In a mind-boggling Twitter thread, people who manage the T-Mobile Austria account have confirmed that customer service agents see the first four characters of a user's password and that the whole credential is saved in the database in plain text.
Hello Claudia! The customer service agents see the first four characters of your password. We store the whole password, because you need it for the login for https://t.co/vJapgJ50qc ^andrea— T-Mobile Austria (@tmobileat) April 4, 2018
This essentially means that a potentially rogue customer service agent who accesses the first four characters can generate the remaining part of the passwords with relative ease using a brute-force method. And if there's a data breach, the passwords will be available to the attacker in plain text. When this was explained to the T-Mobile representatives, they went on to state how there is nothing to fear because T-Mobile's security is "amazingly good".

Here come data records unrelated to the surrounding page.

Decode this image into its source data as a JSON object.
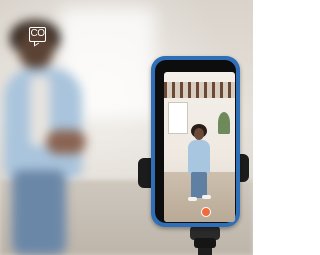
{
  "overlay": {
    "cc_label": "CO"
  },
  "icons": {
    "captions": "closed-captions-icon",
    "record": "record-button-icon"
  },
  "colors": {
    "phone_case": "#2e6fb8",
    "record_button": "#f26a3a"
  }
}
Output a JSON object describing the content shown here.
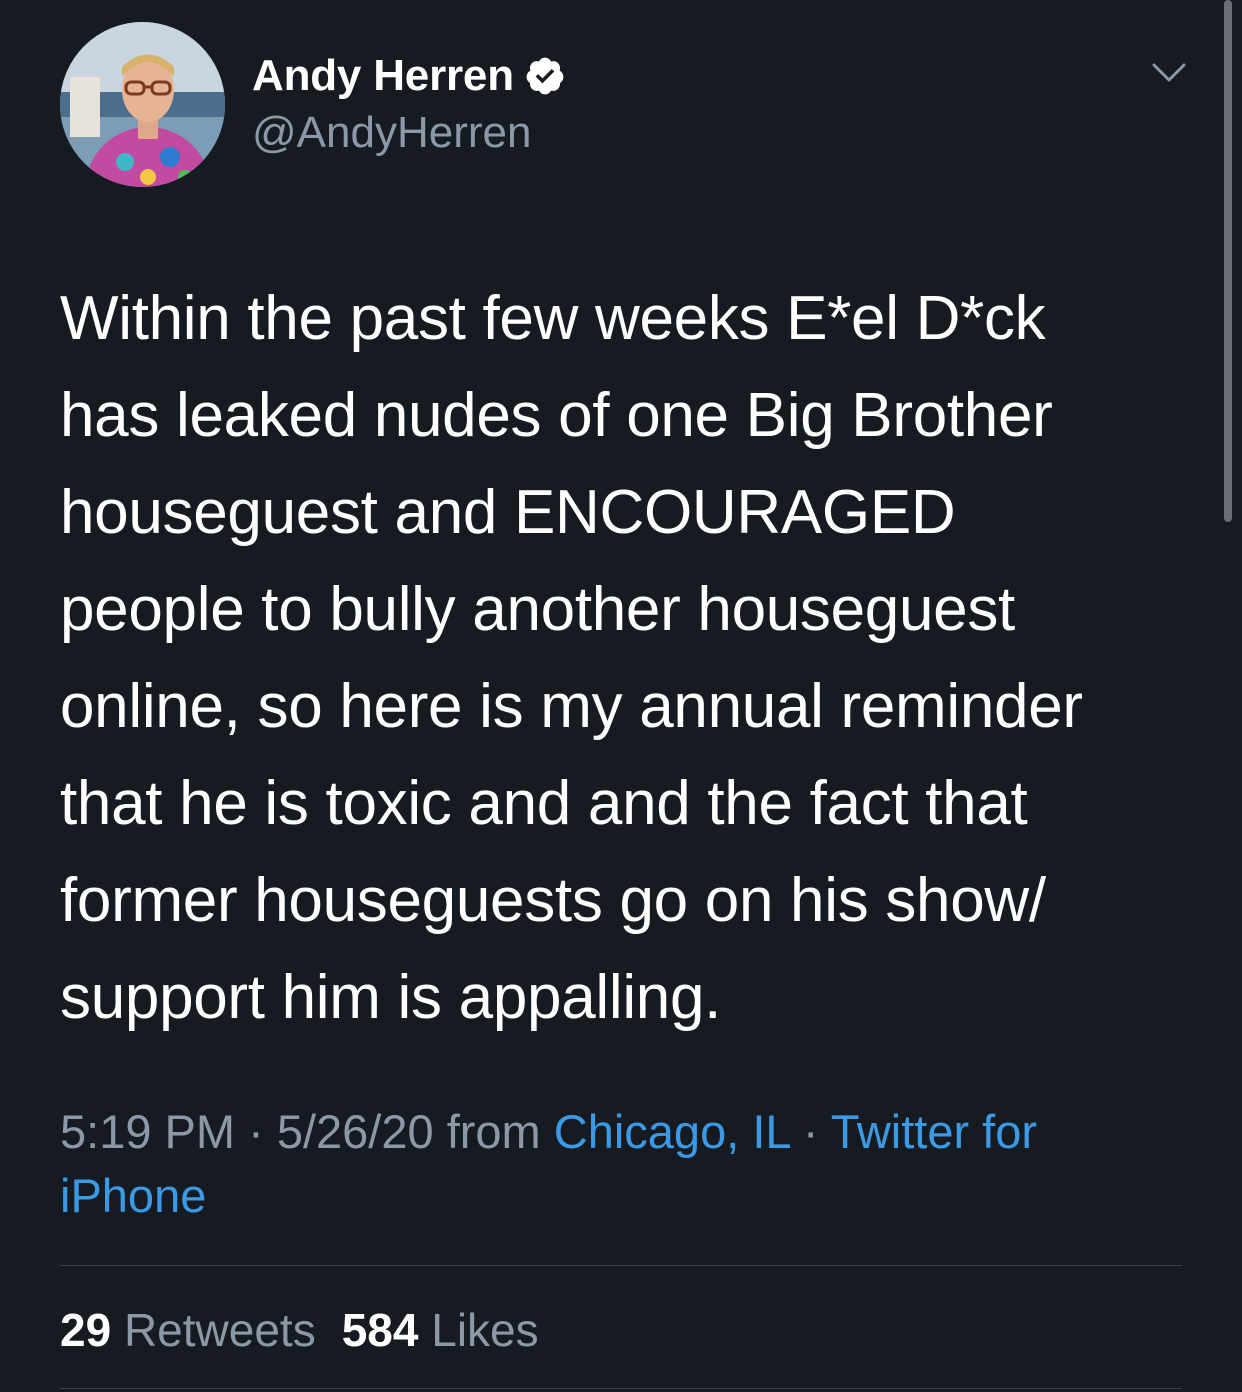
{
  "author": {
    "display_name": "Andy Herren",
    "handle": "@AndyHerren",
    "verified_icon": "verified-check-icon"
  },
  "tweet": {
    "lines": [
      "Within the past few weeks E*el D*ck",
      "has leaked nudes of one Big Brother",
      "houseguest and ENCOURAGED",
      "people to bully another houseguest",
      "online, so here is my annual reminder",
      "that he is toxic and and the fact that",
      "former houseguests go on his show/",
      "support him is appalling."
    ]
  },
  "meta": {
    "time": "5:19 PM",
    "separator": " · ",
    "date": "5/26/20",
    "from_label": " from ",
    "location": "Chicago, IL",
    "client": "Twitter for iPhone"
  },
  "stats": {
    "retweets_count": "29",
    "retweets_label": "Retweets",
    "likes_count": "584",
    "likes_label": "Likes"
  },
  "colors": {
    "background": "#161b22",
    "text_primary": "#ffffff",
    "text_secondary": "#8b98a5",
    "link": "#3b9ae6",
    "divider": "#38444d"
  },
  "icons": {
    "menu": "chevron-down-icon",
    "avatar": "avatar"
  }
}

@Korni22 What if this doesn't happen because our security is amazingly good? ^Käthe— T-Mobile Austria (@tmobileat) April 6, 2018
While T-Mobile Austria customers have genuine reasons to be worried, T-Mobile CEO John Legere has clarified that the company's US division doesn't store passwords in plain text.
I can only speak to @tmobile US. Our care reps can’t see passwords and we don’t store them in plain text.— John Legere (@JohnLegere) April 7, 2018
It's currently unclear if action will be taken to secure passwords by methods such as hashing, but it's certainly baffling to see companies defend moves such as these in this age of cybersecurity.